[OpenAFS] More file corruption with disconnected mode

Fri, 03 Sep 2010 18:52:15 -0400

Thanks for the reply, Simon.

> I'm aware of a number of people who are successfully using  
> disconnected mode. Whilst it is not without some rough edges, it is  
> certainly stable enough for day to day use. I have certainly seen no  
> reports of the corruption problems you are seeing.

I assumed as much -- it has been around for a while now, so I was amazed
I was able to break it so easily. Like you, I'm guessing it might be recent
changes in the 1.5 branch.

> I'm away at the moment, and so can't investigate your problem further.  

If you have time to look at it later and I can do anything to provide more
info, let me know. I would *love* to use disconnected AFS in my day-to-day
life; disconnected operation is key for me, since it means I can use AFS
across my workstation and laptop, which are my two main computing platforms.

I think getting disconnected operation going in AFS would open up the system
to a *lot* of users. It doesn't need to have sophisticated conflict
resolution. After all, the standard use case is a user's home directory. When
the user is working on a disconnected client, he's *disconnected* -- so he's
almost certainly not causing side-effects via some other host.

It *does* need to support pinning, though: a key use case is that
I'm sitting at my workstation preparing, say, a presentation.
When it's time to go, I want just to stand up, close the lid on
my laptop and walk out of my office, knowing that when I saved my
file on my workstation, AFS shipped the bits out to my laptop for
me. I would be willing to run a single command on the laptop to
ensure it is synced, but what would not be so good is having to
issue some kind of "find . -type f -exec cat {} \; > /dev/null"
tree-walk on my laptop to ensure everything is pulled in: the
work is proportional to the size of the volume, so it doesn't
scale. If disconnected AFS would just support some simple pinning
mode -- or, even dumber and simpler, if clients simply had
an "eager" global mode that caused them to always reload a file
when receiving a broken-callback notice, instead of dropping the
file, so that files *only* get dropped when the cache overflows
-- then I'd be golden. A global "eager" mode wouldn't be too hard,
would it?

> From the information you provide it looks like the replay to the  
> server is silently failing, and so you're left with the locally  
> written data in the cache, but the servers metadata. 

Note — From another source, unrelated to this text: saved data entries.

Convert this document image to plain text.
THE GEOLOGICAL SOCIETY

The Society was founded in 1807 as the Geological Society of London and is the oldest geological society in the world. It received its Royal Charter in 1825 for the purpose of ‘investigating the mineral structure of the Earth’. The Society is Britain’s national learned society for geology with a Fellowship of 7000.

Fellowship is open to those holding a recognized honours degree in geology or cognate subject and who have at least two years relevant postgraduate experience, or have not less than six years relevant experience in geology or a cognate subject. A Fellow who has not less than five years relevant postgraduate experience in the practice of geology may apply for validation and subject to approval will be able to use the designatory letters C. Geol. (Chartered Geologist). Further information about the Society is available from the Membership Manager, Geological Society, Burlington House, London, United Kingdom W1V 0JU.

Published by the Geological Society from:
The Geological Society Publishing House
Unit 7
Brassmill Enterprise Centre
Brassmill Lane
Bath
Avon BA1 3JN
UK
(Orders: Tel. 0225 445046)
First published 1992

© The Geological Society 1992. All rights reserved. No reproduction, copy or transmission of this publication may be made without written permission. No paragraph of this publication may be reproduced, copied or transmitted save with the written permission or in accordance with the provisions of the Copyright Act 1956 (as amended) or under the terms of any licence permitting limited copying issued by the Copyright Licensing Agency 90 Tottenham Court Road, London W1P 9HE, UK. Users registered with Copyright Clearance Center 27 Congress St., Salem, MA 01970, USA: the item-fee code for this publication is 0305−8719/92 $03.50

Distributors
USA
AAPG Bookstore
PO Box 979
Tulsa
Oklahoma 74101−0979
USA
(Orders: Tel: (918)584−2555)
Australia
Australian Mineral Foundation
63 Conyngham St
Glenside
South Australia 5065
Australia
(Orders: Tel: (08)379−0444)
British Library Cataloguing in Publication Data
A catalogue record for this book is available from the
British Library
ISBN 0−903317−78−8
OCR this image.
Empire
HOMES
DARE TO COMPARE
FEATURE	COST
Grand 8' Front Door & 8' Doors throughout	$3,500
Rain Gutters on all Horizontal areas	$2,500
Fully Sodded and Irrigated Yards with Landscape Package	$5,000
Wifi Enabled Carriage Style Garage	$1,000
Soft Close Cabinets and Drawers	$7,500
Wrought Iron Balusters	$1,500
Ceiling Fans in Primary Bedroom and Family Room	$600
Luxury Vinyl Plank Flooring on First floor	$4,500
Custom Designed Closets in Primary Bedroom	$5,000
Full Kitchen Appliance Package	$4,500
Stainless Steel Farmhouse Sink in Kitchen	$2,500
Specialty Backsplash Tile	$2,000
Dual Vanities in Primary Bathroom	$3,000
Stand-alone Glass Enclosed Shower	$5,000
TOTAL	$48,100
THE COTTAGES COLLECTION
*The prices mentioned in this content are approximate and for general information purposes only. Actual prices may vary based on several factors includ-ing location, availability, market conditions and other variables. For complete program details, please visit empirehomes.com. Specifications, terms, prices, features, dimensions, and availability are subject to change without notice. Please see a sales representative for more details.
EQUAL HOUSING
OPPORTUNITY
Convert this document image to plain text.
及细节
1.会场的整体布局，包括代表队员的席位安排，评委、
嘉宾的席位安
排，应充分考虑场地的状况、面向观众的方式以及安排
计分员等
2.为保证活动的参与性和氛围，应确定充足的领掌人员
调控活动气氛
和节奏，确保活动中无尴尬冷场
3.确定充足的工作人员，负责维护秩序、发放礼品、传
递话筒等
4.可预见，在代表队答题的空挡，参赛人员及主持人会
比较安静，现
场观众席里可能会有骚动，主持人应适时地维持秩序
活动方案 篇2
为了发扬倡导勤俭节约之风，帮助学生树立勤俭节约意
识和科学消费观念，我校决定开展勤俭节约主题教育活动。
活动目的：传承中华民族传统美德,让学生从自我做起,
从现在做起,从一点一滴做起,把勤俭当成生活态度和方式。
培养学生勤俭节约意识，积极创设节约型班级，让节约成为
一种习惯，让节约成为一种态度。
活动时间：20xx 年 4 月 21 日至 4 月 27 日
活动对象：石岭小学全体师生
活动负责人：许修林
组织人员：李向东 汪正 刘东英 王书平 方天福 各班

That was my uneducated guess, as well.

> Do you have valid tokens when you make the reconnection call?

Yes. But it shouldn't matter, should it? If I do have a valid token,
the reconnection should win. If not, it should lose. But the metadata-wins /
regular-data-loses scenarios shouldn't happen in any event.

> Of course, 1.5.75 is a development release, and there has been a lot  
> of churn there. It is entirely possible that someone has broken the  
> disconnected replay code since it was last tested.

I was nervous about using 1.5.75 for exactly this reason. And, in
fact, I was unable to get the 1.5.75 server to come up and work
on my ubuntu system -- I tried but had to fall back to 1.4. (To
eliminate a conjecture: after falling back to 1.4, I deleted all
my volumes and recreated them, just in case the 1.5 server
lossage had somehow messed them up.) As for the 1.5 client:
disconnected operation's not available in the 1.4 branch, so I
had to use 1.5.

While I'm writing, I have a question about the scalability of disconnected
operation. What is the essential algorithm that happens when I reconnect a
disconnected client? If the client has n files in its cache, does the client
do an O(n) scan of all of the cache to verify that the files aren't stale?
Or something more clever that would do little work if little has changed
server-side since we disconnected?

Again, thanks for the fast reply. Let me know if there's anything else 
I can do.
    -Olin